Una  dieta muy baja en proteínas puede retrasar la necesidad de diálisis en pacientes con enfermedad renal crónica

Esta dieta debe solo recomendarse en pacientes con un grado bajo de comorbilidad y que no presenten problemas de nutrición

Es consabido que reducir las proteínas de la dieta consigue reducir el trabajo que deben realizar los riñones, ya que se genera menos concentración de urea en sangre.  Lo que han analizado nuevos estudios es hasta qué punto una dieta baja en proteínas (considerando esta como 0.3-0.4 gramos por kilogramo de peso corporal) influye positivamente en los pacientes renales. De esta forma, se ha determinado que la misma tiene múltiples beneficios, como la disminución de la presión arterial, el suero fosfato y albuminuria en orina, lo que puede suponer un retraso en la necesidad de diálisis en pacientes con enfermedad renal crónica (ERC) hasta en un año. Todo ello siempre y cuando que el paciente sea capaz de adherirse correctamente a la dieta y de cumplir con ella.

Así lo concluía el grupo de trabajo europeo renal sobre nutrición de la Asociación Europea Renal en conjunto con la Asociación Europea de Trasplante y Diálisis (ERA-EDTA)[i], que recomendaba aconsejar a los pacientes con enfermedad renal crónica una dieta muy baja en proteínas, complementada con cetoanal, desde el inicio del diagnóstico.

Cabe recordar que los alimentos que tienen un alto contenido en proteínas, y de los que por lo tanto habría que reducir su consumo, son principalmente la carne, el pescado, los huevos, las legumbres y los frutos secos, además de los lácteos.

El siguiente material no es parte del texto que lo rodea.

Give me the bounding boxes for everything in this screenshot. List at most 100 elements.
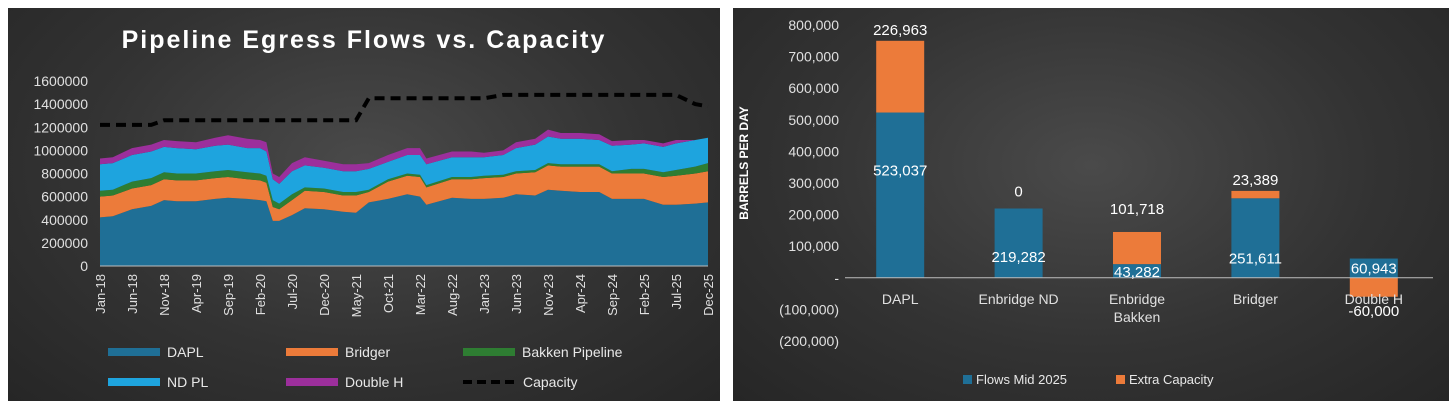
x-tick-label: Dec-25 <box>701 274 716 316</box>
category-label: Bridger <box>1233 291 1278 307</box>
legend-label: Double H <box>345 374 404 390</box>
legend-label: Capacity <box>523 374 578 390</box>
legend-swatch <box>108 348 160 356</box>
y-tick-label: 200000 <box>41 235 88 251</box>
legend-label: Flows Mid 2025 <box>976 372 1068 387</box>
y-tick-label: - <box>834 270 839 286</box>
legend-item-bakken-pipeline[interactable]: Bakken Pipeline <box>463 344 622 360</box>
x-tick-label: May-21 <box>349 274 364 317</box>
y-tick-label: 1200000 <box>33 119 88 135</box>
x-tick-label: Jun-18 <box>125 274 140 314</box>
bar-extra-double-h <box>1349 277 1398 297</box>
y-tick-label: 800,000 <box>788 17 839 33</box>
bar-extra-dapl <box>876 40 925 113</box>
x-tick-label: Oct-21 <box>381 274 396 313</box>
x-tick-label: Feb-25 <box>637 274 652 315</box>
y-tick-label: 1000000 <box>33 142 88 158</box>
area-double-h <box>100 129 708 184</box>
y-tick-label: 0 <box>80 258 88 274</box>
bar-flows-double-h <box>1349 258 1398 278</box>
x-tick-label: Mar-22 <box>413 274 428 315</box>
legend-item-extra-capacity[interactable]: Extra Capacity <box>1116 372 1214 387</box>
legend-label: Extra Capacity <box>1129 372 1214 387</box>
x-tick-label: Aug-22 <box>445 274 460 316</box>
data-label-extra: 0 <box>1014 184 1022 201</box>
y-tick-label: 800000 <box>41 166 88 182</box>
x-tick-label: Apr-24 <box>573 274 588 313</box>
legend-swatch <box>963 375 972 384</box>
category-label: Bakken <box>1114 309 1161 325</box>
bar-flows-dapl <box>876 112 925 278</box>
legend-swatch <box>463 380 519 384</box>
data-label-extra: 226,963 <box>873 22 927 39</box>
y-tick-label: 700,000 <box>788 49 839 65</box>
x-tick-label: Jul-20 <box>285 274 300 309</box>
area-nd-pl <box>100 136 708 204</box>
left-chart-panel: Pipeline Egress Flows vs. Capacity 0 2000… <box>8 8 720 401</box>
bar-extra-enbridge-bakken <box>1113 231 1161 265</box>
legend-item-bridger[interactable]: Bridger <box>286 344 390 360</box>
y-tick-label: 600,000 <box>788 80 839 96</box>
category-label: Double H <box>1345 291 1403 307</box>
bar-flows-enbridge-bakken <box>1113 264 1161 278</box>
y-tick-label: (200,000) <box>779 333 839 349</box>
bar-chart: (200,000) (100,000) - 100,000 200,000 300,000… <box>737 17 1433 349</box>
y-tick-label: 1600000 <box>33 73 88 89</box>
x-tick-label: Nov-18 <box>157 274 172 316</box>
y-tick-label: 600000 <box>41 189 88 205</box>
legend-label: ND PL <box>167 374 209 390</box>
capacity-line <box>100 92 709 127</box>
legend-swatch <box>286 348 338 356</box>
category-label: Enbridge ND <box>979 291 1059 307</box>
x-tick-label: Nov-23 <box>541 274 556 316</box>
data-label-extra: -60,000 <box>1348 303 1399 320</box>
category-label: DAPL <box>882 291 919 307</box>
y-tick-label: 300,000 <box>788 175 839 191</box>
right-chart-panel: (200,000) (100,000) - 100,000 200,000 300,000… <box>733 8 1449 401</box>
legend-item-flows[interactable]: Flows Mid 2025 <box>963 372 1067 387</box>
y-tick-label: 400,000 <box>788 143 839 159</box>
category-label: Enbridge <box>1109 291 1165 307</box>
legend-item-nd-pl[interactable]: ND PL <box>108 374 208 390</box>
area-dapl <box>100 189 708 266</box>
y-tick-label: 1400000 <box>33 96 88 112</box>
x-tick-label: Jan-23 <box>477 274 492 314</box>
legend-swatch <box>1116 375 1125 384</box>
legend-swatch <box>108 378 160 386</box>
legend-label: Bakken Pipeline <box>522 344 623 360</box>
area-bakken-pipeline <box>100 163 708 210</box>
area-bridger <box>100 165 708 221</box>
x-tick-label: Dec-20 <box>317 274 332 316</box>
y-tick-label: 200,000 <box>788 207 839 223</box>
data-label-flows: 219,282 <box>991 249 1045 266</box>
x-tick-label: Sep-19 <box>221 274 236 316</box>
data-label-extra: 101,718 <box>1110 201 1164 218</box>
x-tick-label: Jul-25 <box>669 274 684 309</box>
x-tick-label: Feb-20 <box>253 274 268 315</box>
x-tick-label: Apr-19 <box>189 274 204 313</box>
area-chart: 0 200000 400000 600000 800000 1000000 1200000 1… <box>33 73 716 317</box>
x-tick-label: Sep-24 <box>605 274 620 316</box>
bar-flows-enbridge-nd <box>994 208 1043 278</box>
data-label-flows: 60,943 <box>1351 261 1397 278</box>
legend-label: DAPL <box>167 344 204 360</box>
data-label-flows: 251,611 <box>1229 250 1282 267</box>
legend-item-capacity[interactable]: Capacity <box>463 374 577 390</box>
data-label-extra: 23,389 <box>1232 172 1278 189</box>
legend-swatch <box>463 348 515 356</box>
legend-label: Bridger <box>345 344 391 360</box>
x-tick-label: Jun-23 <box>509 274 524 314</box>
legend-swatch <box>286 378 338 386</box>
y-tick-label: 500,000 <box>788 112 839 128</box>
x-tick-label: Jan-18 <box>93 274 108 314</box>
y-axis-title: BARRELS PER DAY <box>737 106 751 220</box>
bar-extra-bridger <box>1231 190 1280 199</box>
y-tick-label: 100,000 <box>788 238 839 254</box>
data-label-flows: 43,282 <box>1114 264 1160 281</box>
data-label-flows: 523,037 <box>873 162 927 179</box>
y-tick-label: 400000 <box>41 212 88 228</box>
legend-item-dapl[interactable]: DAPL <box>108 344 204 360</box>
bar-flows-bridger <box>1231 198 1280 278</box>
chart-title: Pipeline Egress Flows vs. Capacity <box>121 26 607 54</box>
legend-item-double-h[interactable]: Double H <box>286 374 403 390</box>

Efectos positivos de una dieta baja en proteínas

Tal y como se recoge en este trabajo, los efectos en la salud del paciente renal de una dieta baja en proteínas son múltiples:

  • Una dieta muy baja en proteínas contiene menos fosfato; como consecuencia, los niveles séricos de fosfato se reducen.
  • Reduce la proteinuria: cuanto menor es la ingesta de proteínas en la ERC, mayor es el efecto reductor de la proteinuria.
  • Induce una disminución marcada y sostenida de la presión arterial en pacientes con ERC avanzada con hipertensión no controlada.
  • En ERC moderada, mejora el control metabólico y reduce la magnitud de los principales signos y síntomas clínicos de la uremia, lo que permite al paciente retrasar el inicio de la diálisis y alcanzar esta fase crítica de la enfermedad con menos complicaciones cardiovasculares. En concreto, se ha demostrado que la dieta pospone el inicio de la diálisis durante un tiempo medio de un año.

La influencia de la dieta en la progresión de la enfermedad

Otra de las ideas que remarca este trabajo[ii] es cómo influye la dieta en la progresión de la enfermedad. Así, destaca que, teniendo en cuenta que una mayor ingesta de proteínas induce esclerosis glomerular, la reducción de la misma preserva la función renal residual, ralentizando la tasa de filtración glomerular (TFG) hacia la enfermedad renal avanzada.

Sin embargo, el estudio también señala que aunque la dieta es segura, no debe ser una recomendación general para todos los enfermos, ya que no debe aplicarse en aquellos pacientes que tengan problemas en su nutrición, sobre todo en aquellos casos que sufran el llamado “síndrome de pérdida de energía proteica”.

De esta forma, la conclusión general de uno de los principales autores del estudio, el nutricionista renal Vincenzo Bellizzi, es que “una dieta muy baja en proteínas complementada con cetoanálogos solo se recomienda para pacientes con un grado de  comorbilidad baja y con un buen estado de nutrición”.